What is the fate of women in Egypt after the revolution? That is the question former WUSF intern Carmel Delshad tried to answer in her award-winning, interactive project, I Marched Along.
Delshad graduated from the University of South Florida Honors College in 2010. She and Kirsti Itameri partnered on this "capstone" project as 2011 graduate students at CUNY, City University of New York.
Their video and social media outreach won the the 2012 RFK Europe Journalism Award in the category of University and Schools of Journalism.
http://vimeo.com/32997916
The RFK Journalism Awards honor those who report on human rights, social justice, and the power of individual action.
Delshad and Itameri began their research for “I Marched Along” while interning in Cairo last summer.
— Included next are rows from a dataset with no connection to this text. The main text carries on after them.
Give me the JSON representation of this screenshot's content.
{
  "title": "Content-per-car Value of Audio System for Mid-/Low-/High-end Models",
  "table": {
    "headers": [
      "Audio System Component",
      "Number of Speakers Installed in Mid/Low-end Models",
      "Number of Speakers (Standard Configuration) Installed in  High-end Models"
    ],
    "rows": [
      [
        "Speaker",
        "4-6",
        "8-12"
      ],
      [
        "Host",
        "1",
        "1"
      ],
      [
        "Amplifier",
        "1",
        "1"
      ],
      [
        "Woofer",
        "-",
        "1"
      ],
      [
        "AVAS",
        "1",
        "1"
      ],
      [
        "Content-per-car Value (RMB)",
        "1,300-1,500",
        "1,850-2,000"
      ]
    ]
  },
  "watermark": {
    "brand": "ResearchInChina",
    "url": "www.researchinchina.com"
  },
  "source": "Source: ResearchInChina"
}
Delshad worked for NPR’s Cairo bureau and the Cairo correspondent for The New Yorker magazine, while Itameri reported for Al-Masry Al-Youm, an independent Egyptian news site according to a CUNY news release.
“They both did a terrific job on this capstone project in Interactive III last fall,” said their professor, Sandeep Junnarkar, who heads the CUNY J-School’s Interactive Reporting Program. “They really used social media effectively by beginning a conversation about their topic well before even publishing their videos. They built up a big following on Facebook, got people to provide videos, photos, feedback, etc., and then began publishing their own videos and interactives towards the end of the semester. It paid off for them.”
The award will be presented at a ceremony in Florence, Italy on June 19. Delshad interned with WUSF 89.7 News producing radio stories and online features from October 2009 through May 2010.